Le cancer est largement reconnu comme la deuxième cause de décès dans le monde. C'est un sujet redoutable, et de nombreuses personnes évitent d'en parler. Mais sensibiliser au cancer est crucial, et s'engager dans une activité physique en est un aspect clé. Non seulement l'exercice vous garde en forme, mais il joue également un rôle significatif dans la réduction des risques de cancer. Des recherches indiquent que des niveaux plus élevés d'activité physique peuvent être associés à une réduction du risque de cancer d'environ 10 % à 25 % pour jusqu'à 13 types différents de cancer, avec des preuves particulièrement solides pour le cancer du côlon et le cancer du sein[1]. Explorons comment être actif peut aider à réduire votre probabilité de développer un cancer.
Comment l'exercice impacte le risque de cancer :
L'activité physique a une variété d'effets biologiques sur le corps. Voici quelques manières dont l'exercice peut influencer des risques spécifiques de cancer :
- L'exercice peut réduire les niveaux d'hormones sexuelles comme les œstrogènes et les facteurs de croissance, qui sont connus pour contribuer au développement et à la progression du cancer[2].
- Il aide à prévenir des niveaux élevés d'insuline dans le sang, qui ont été liés à un risque accru de cancer, en particulier dans les cancers hormonaux[5].

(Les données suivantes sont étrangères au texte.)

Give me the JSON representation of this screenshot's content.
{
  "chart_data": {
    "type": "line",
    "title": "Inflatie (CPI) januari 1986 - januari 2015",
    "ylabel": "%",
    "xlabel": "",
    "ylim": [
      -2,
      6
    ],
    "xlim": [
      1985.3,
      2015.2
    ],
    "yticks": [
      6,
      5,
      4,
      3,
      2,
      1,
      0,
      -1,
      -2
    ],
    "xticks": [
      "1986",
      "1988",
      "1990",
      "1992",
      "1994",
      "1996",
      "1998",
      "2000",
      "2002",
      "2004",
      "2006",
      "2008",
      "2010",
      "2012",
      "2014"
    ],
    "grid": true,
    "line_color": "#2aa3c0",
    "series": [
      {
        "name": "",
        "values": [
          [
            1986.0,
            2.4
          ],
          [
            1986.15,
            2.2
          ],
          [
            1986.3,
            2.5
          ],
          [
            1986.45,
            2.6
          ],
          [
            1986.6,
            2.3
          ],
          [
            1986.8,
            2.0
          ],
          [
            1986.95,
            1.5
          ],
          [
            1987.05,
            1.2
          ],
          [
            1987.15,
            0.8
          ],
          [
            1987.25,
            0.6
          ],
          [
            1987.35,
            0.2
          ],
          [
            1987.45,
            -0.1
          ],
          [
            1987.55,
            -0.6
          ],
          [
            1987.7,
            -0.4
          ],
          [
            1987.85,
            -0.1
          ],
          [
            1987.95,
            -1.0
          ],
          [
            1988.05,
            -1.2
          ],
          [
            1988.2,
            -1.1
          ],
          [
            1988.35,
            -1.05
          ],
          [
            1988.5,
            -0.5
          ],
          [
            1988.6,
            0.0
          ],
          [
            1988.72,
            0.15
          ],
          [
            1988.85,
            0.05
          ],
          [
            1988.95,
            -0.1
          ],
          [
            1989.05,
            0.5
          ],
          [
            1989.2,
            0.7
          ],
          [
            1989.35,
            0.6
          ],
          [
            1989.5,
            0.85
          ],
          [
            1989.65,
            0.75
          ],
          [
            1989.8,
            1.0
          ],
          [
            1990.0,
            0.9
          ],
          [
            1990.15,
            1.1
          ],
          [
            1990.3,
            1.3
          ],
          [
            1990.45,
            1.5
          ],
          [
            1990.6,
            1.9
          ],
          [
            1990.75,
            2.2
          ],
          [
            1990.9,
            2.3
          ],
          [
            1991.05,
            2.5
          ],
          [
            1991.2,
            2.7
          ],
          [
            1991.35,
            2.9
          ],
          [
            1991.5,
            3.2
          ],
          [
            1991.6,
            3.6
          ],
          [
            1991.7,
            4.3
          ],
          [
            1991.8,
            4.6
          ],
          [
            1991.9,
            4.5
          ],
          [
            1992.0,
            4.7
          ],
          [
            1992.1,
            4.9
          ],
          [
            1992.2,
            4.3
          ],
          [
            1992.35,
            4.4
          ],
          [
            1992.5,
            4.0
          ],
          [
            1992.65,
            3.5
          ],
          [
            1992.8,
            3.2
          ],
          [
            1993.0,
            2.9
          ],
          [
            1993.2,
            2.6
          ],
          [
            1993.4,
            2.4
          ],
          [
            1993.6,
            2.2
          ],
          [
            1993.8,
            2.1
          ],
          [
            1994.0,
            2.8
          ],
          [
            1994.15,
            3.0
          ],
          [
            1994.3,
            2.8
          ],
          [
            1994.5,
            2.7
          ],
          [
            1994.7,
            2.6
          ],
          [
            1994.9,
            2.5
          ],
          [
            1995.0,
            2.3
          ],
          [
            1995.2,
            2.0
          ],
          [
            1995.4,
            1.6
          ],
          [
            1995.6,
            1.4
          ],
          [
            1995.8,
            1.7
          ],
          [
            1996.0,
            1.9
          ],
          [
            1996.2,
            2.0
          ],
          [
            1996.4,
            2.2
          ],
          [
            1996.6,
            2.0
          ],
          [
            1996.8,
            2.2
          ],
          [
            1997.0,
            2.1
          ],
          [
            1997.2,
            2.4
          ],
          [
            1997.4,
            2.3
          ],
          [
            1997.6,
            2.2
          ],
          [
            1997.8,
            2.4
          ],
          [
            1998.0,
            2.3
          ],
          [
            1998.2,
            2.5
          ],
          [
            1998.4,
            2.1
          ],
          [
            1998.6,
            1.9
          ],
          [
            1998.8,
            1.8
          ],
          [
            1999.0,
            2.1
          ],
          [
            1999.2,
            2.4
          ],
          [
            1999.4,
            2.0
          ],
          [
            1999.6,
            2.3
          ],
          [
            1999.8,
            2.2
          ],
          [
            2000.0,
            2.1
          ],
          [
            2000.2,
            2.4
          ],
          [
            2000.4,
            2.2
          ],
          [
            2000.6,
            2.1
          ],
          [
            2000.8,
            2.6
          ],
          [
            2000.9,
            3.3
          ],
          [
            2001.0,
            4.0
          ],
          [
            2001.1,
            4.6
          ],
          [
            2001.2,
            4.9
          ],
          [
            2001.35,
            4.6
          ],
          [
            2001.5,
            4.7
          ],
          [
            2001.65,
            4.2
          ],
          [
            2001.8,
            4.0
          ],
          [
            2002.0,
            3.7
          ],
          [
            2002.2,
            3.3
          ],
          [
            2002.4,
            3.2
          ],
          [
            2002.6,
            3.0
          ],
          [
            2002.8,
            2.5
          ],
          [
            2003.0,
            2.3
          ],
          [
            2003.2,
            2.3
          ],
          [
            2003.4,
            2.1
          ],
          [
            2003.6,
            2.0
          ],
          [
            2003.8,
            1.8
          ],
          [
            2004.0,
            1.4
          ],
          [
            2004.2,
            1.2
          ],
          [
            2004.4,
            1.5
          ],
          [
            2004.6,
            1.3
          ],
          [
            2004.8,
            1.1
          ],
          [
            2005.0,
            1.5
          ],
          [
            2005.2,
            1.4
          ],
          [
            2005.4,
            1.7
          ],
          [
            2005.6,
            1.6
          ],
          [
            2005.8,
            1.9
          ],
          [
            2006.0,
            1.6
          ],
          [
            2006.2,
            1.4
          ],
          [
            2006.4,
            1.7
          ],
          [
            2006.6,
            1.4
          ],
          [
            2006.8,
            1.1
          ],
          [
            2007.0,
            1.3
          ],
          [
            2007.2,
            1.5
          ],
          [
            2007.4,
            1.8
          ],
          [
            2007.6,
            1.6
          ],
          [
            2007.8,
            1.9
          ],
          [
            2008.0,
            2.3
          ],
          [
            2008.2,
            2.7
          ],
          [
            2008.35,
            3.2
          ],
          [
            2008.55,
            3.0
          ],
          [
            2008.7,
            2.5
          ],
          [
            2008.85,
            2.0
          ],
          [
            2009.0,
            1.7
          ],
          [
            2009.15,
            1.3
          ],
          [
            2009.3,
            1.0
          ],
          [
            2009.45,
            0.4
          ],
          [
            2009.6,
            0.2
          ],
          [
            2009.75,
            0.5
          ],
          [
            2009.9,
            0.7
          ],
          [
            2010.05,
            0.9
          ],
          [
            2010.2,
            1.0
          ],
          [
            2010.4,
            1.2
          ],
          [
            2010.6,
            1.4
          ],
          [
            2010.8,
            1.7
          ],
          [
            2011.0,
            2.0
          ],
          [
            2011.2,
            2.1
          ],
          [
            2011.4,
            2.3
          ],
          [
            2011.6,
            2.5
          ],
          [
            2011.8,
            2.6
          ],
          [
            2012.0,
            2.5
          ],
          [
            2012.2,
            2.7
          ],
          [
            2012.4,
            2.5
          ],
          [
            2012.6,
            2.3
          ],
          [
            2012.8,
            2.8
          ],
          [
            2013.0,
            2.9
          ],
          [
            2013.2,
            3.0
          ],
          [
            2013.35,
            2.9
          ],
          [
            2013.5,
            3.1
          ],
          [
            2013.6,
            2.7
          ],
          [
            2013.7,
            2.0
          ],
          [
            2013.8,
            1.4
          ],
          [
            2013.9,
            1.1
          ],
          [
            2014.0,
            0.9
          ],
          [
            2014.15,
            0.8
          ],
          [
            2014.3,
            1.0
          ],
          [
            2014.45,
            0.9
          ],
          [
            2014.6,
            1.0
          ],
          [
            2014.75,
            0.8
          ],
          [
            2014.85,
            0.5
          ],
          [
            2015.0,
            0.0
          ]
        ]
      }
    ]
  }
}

- L'activité physique régulière réduit l'inflammation dans le corps, un contributeur connu à la progression du cancer[3].
- Elle améliore la fonctionnalité de votre système immunitaire, ce qui est crucial pour identifier et éliminer les cellules cancéreuses[4].
- L'exercice modifie le métabolisme des acides biliaires, réduisant ainsi l'exposition gastro-intestinale à des agents cancérigènes potentiels[4].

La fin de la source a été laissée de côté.